I know, right? That’s why Mr. FM, since he’s such a super-rich middle-aged player and needs to guard his assets, drew up a very fair prenup for us before we decided to get hitched. We both get exactly what we need to start over again. He gets the car, the house, and the money. I get my makeup bag, a push-up bra, some Spanx, my sexy shoes (not the unsexy ones, they stay at the house in case his new girlfriend needs to slip into something comfy), and enough cash to call a cab. That may seem kind of lopsided (I get brand-new Spanx!), but we all know that men needs lots of assets in order to “pull” the kind of quality twenty-somethings they deserve. All I have to do is convince some poor sucker that I’m 25 and then move in before he realizes what happened. Then all my new furniture and iPhone needs are taken care of, baby!
Thanks, Kim. I’m lucky to have such fun people in my life. they’re good people too. I love them.
I think I can keep the Hot Mess Express home at least this once.
But holy Mother Teresa on the hood of a Mercedes Benz, I wish I didn’t have to.
Addiction can eat shit and die.
Flying Mouse, you are on fire! You keep cracking me up!
Thanks, Robert and Lea!
Happy Birthday, Kittehserf!
Marinerachel, good luck with the jumping of the bones.
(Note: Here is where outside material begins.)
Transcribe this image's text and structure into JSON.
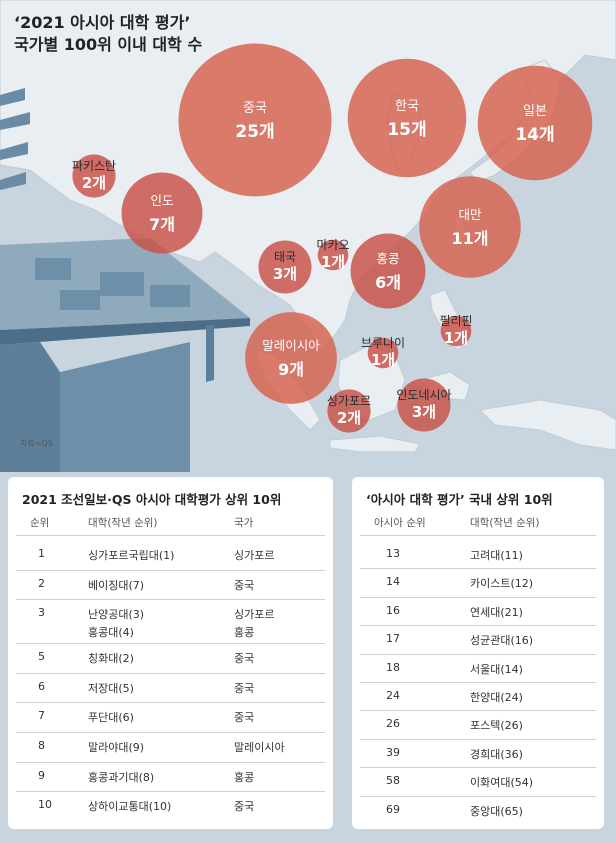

How do you like Attack on Titan Lea? I ask mostly because I really couldn’t get into the show. A combination of a cast I hated, bad pacing, and a central plot that just didn’t grip me. If you’re interested in Action anime I suggest Jojo’s Bizarre Adventure or Hunter X Hunter, both of which I feel are leagues ahead of Attack on Titan.
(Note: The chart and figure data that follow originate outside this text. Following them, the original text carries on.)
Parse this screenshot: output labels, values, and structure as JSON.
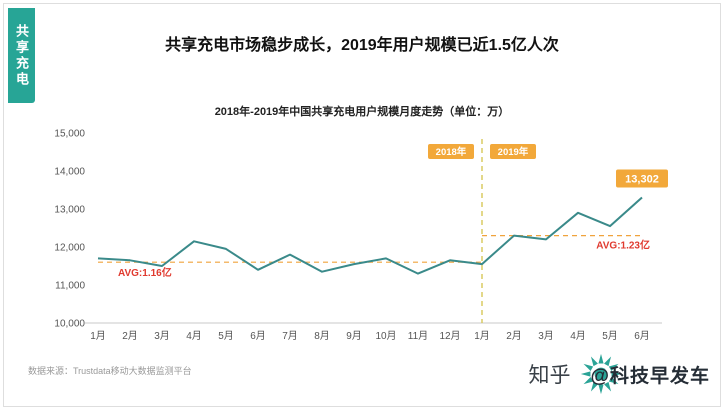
{
  "sidebar": {
    "label": "共享充电",
    "color": "#27a596"
  },
  "header": {
    "title": "共享充电市场稳步成长，2019年用户规模已近1.5亿人次"
  },
  "chart_data": {
    "type": "line",
    "title": "2018年-2019年中国共享充电用户规模月度走势（单位：万）",
    "unit": "万",
    "x_labels": [
      "1月",
      "2月",
      "3月",
      "4月",
      "5月",
      "6月",
      "7月",
      "8月",
      "9月",
      "10月",
      "11月",
      "12月",
      "1月",
      "2月",
      "3月",
      "4月",
      "5月",
      "6月"
    ],
    "values": [
      11700,
      11650,
      11500,
      12150,
      11950,
      11400,
      11800,
      11350,
      11550,
      11700,
      11300,
      11650,
      11550,
      12300,
      12200,
      12900,
      12550,
      13302
    ],
    "ylim": [
      10000,
      15000
    ],
    "y_ticks": [
      {
        "value": 10000,
        "label": "10,000"
      },
      {
        "value": 11000,
        "label": "11,000"
      },
      {
        "value": 12000,
        "label": "12,000"
      },
      {
        "value": 13000,
        "label": "13,000"
      },
      {
        "value": 14000,
        "label": "14,000"
      },
      {
        "value": 15000,
        "label": "15,000"
      }
    ],
    "divider_index": 12,
    "year_badges": [
      "2018年",
      "2019年"
    ],
    "avg_segments": [
      {
        "from": 0,
        "to": 12,
        "value": 11600,
        "label": "AVG:1.16亿"
      },
      {
        "from": 12,
        "to": 17,
        "value": 12300,
        "label": "AVG:1.23亿"
      }
    ],
    "end_label": {
      "index": 17,
      "text": "13,302"
    },
    "grid": false,
    "legend": "none",
    "colors": {
      "line": "#3a8a8a",
      "avg_line": "#f0a33c",
      "avg_text": "#e03a2f",
      "divider": "#d4c44a",
      "badge": "#f2a83a",
      "axis": "#c9c9c9",
      "tick_text": "#555555"
    }
  },
  "footer": {
    "source": "数据来源：Trustdata移动大数据监测平台",
    "watermark_prefix": "知乎",
    "watermark_handle": "@科技早发车",
    "logo_color": "#2aa396"
  }
}
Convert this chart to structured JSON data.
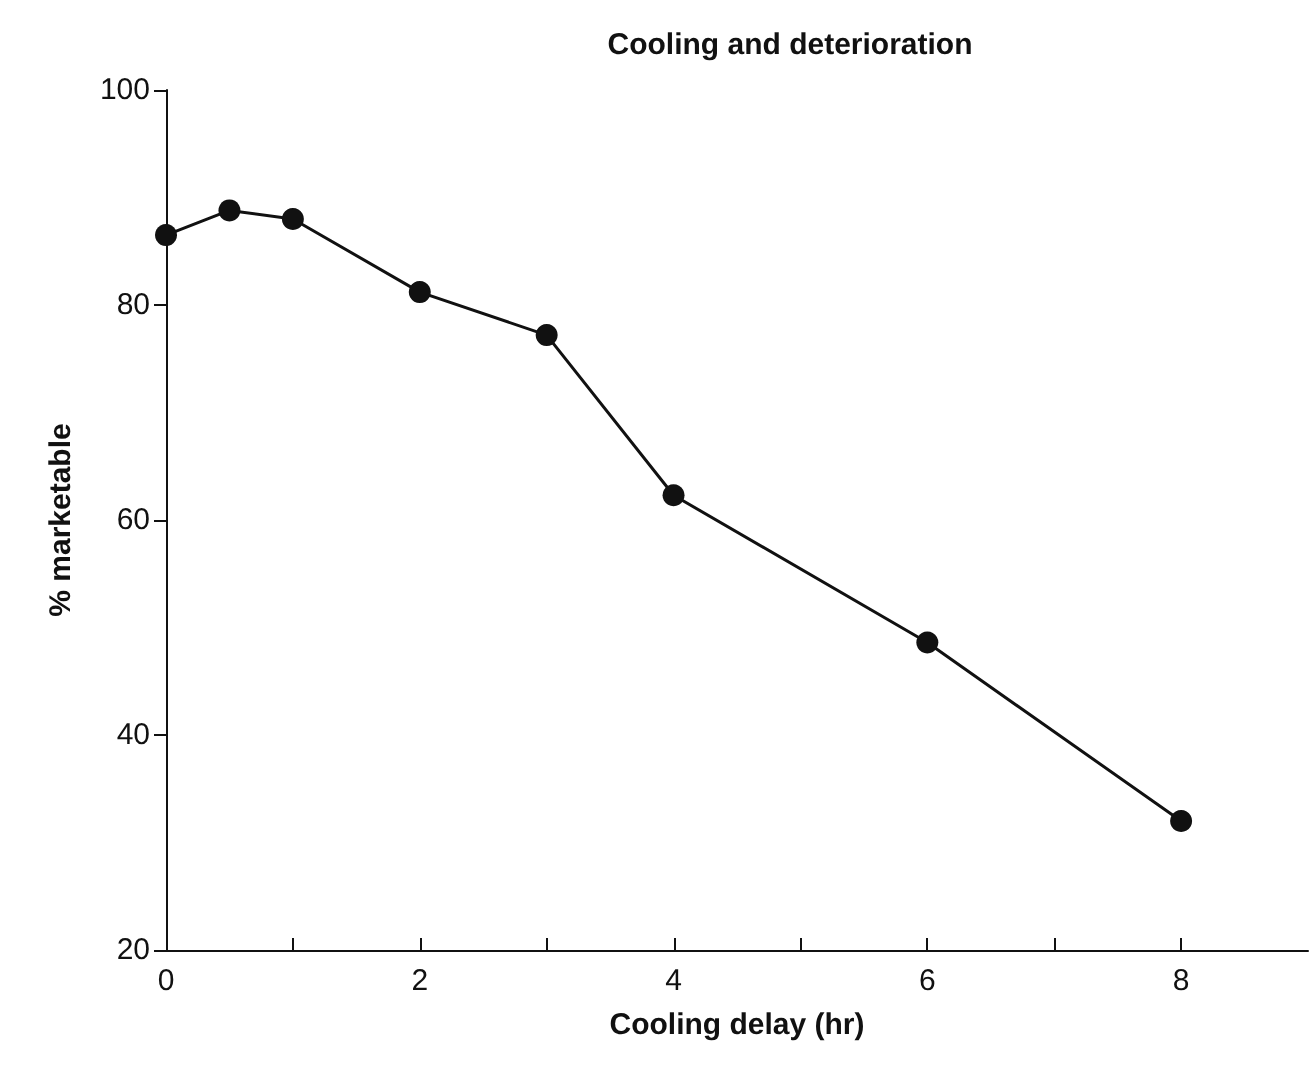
{
  "chart_data": {
    "type": "line",
    "title": "Cooling and deterioration",
    "xlabel": "Cooling delay (hr)",
    "ylabel": "% marketable",
    "x": [
      0,
      0.5,
      1,
      2,
      3,
      4,
      6,
      8
    ],
    "series": [
      {
        "color": "#111111",
        "values": [
          86.5,
          88.8,
          88,
          81.2,
          77.2,
          62.3,
          48.6,
          32
        ]
      }
    ],
    "xlim": [
      0,
      9
    ],
    "xticks": [
      0,
      {
        "value": 1,
        "label": null
      },
      2,
      {
        "value": 3,
        "label": null
      },
      4,
      {
        "value": 5,
        "label": null
      },
      6,
      {
        "value": 7,
        "label": null
      },
      8
    ],
    "ylim": [
      20,
      100
    ],
    "yticks": [
      20,
      40,
      60,
      80,
      100
    ],
    "grid": false,
    "marker": "circle",
    "line_style": "solid"
  }
}
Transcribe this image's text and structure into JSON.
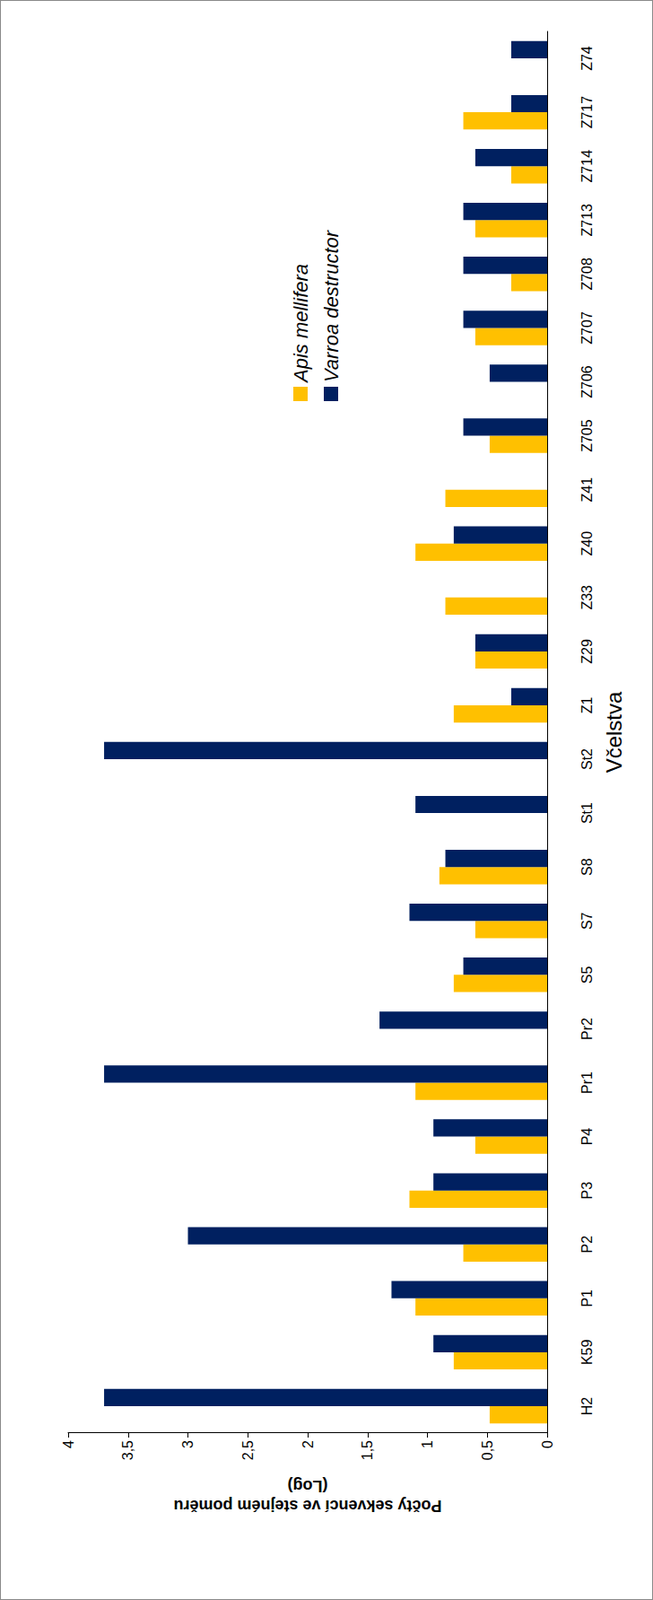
{
  "chart_data": {
    "type": "bar",
    "x_label": "Včelstva",
    "y_label": "Počty sekvencí ve stejném poměru (Log)",
    "categories": [
      "H2",
      "K59",
      "P1",
      "P2",
      "P3",
      "P4",
      "Pr1",
      "Pr2",
      "S5",
      "S7",
      "S8",
      "St1",
      "St2",
      "Z1",
      "Z29",
      "Z33",
      "Z40",
      "Z41",
      "Z705",
      "Z706",
      "Z707",
      "Z708",
      "Z713",
      "Z714",
      "Z717",
      "Z74"
    ],
    "series": [
      {
        "name": "Apis mellifera",
        "color": "#FFC000",
        "values": [
          0.48,
          0.78,
          1.1,
          0.7,
          1.15,
          0.6,
          1.1,
          0,
          0.78,
          0.6,
          0.9,
          0,
          0,
          0.78,
          0.6,
          0.85,
          1.1,
          0.85,
          0.48,
          0,
          0.6,
          0.3,
          0.6,
          0.3,
          0.7,
          0
        ]
      },
      {
        "name": "Varroa destructor",
        "color": "#002060",
        "values": [
          3.7,
          0.95,
          1.3,
          3.0,
          0.95,
          0.95,
          3.7,
          1.4,
          0.7,
          1.15,
          0.85,
          1.1,
          3.7,
          0.3,
          0.6,
          0,
          0.78,
          0,
          0.7,
          0.48,
          0.7,
          0.7,
          0.7,
          0.6,
          0.3,
          0.3
        ]
      }
    ],
    "ylim": [
      0,
      4
    ],
    "yticks": [
      0,
      {
        "value": 0.5,
        "label": "0,5"
      },
      1,
      {
        "value": 1.5,
        "label": "1,5"
      },
      2,
      {
        "value": 2.5,
        "label": "2,5"
      },
      3,
      {
        "value": 3.5,
        "label": "3,5"
      },
      4
    ],
    "grid": false,
    "legend": "right"
  }
}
Lea, I’m sad for you, too. That party sounds like it will be a lot of fun. I’m glad you’ve got more willpower than I do.
@kittehserf: It’s your birthday? I hope you and Louis have a great time!
@Lea: That’s too bad about the party. I hope you can find something else nice to do that night.
@ everyone else:
Are we talking about delicious food? A couple nights ago we had some relatives visiting from Texas (I live in Alaska), so my dad cooked up some salmon that my neighbor had caught and given to us. Much appreciated by the guests, and now we’ve got lots of leftover fish. It makes surprisingly good sandwiches.
Aw! Isn’t adorable how the nasty widdle troll thinks no one else could possibly love living frugally.
Oh, my!
HAPPY BIRTHDAY KITTEHS!!!
May it be wonderful (just like you).
I’m not surprised contrapangloss, undfreeland seems to feel that conspicuous consumption will attract wom- er autonomous Sex Dolls to him. I myself would be happy with only a few rooms as long as they were comfortable and secure.
Yum! I have plans to turn some soba noodles into a peanutty cold salad thing sometime next week. I approve of your lunch 🙂
Everyone else’s meals are lining up with my own menu planning – must be the hivemind syncing again.
Hey! Another Alaskan!
::waves madly::
(Wait, did we have this conversation before? Or are there more of us?)
Oh, it’s kittehs’ birthday today? WHOOT! HAPPY BIRTHDAY! 😀
Wait… if und thinks there’s no point in spending money on women/sex and presumably disdains materialism, then what the hell is he doing with all the money he’s
earningstealing from dead family members?So with the exception of good looking, in shape genius man, ya’ll are old?
hahhahahha.
Oh sonny, you have no clue.
But I’m glad you think I’m a genius. (what with being in shape and good looking).
And what you can’t believe… well All the Libraries of the world can’t contain your inabilities.
As to the “Old” thing… hrmn… I just got married. My last long term partner (of a decade) was 12 years my junior (I was 33 at the time). I spent a lot of time with her friends while she was finishing school (6 years for her AA/AS/BS/MA degrees). I’d say I saw how those people you are disparaging live. I also have young friends (though young is a relative term) and have had girlfriends in the upper twenties/lower thirties in the recent past.
I get it. As I said, the common theme I see to your problems… is you.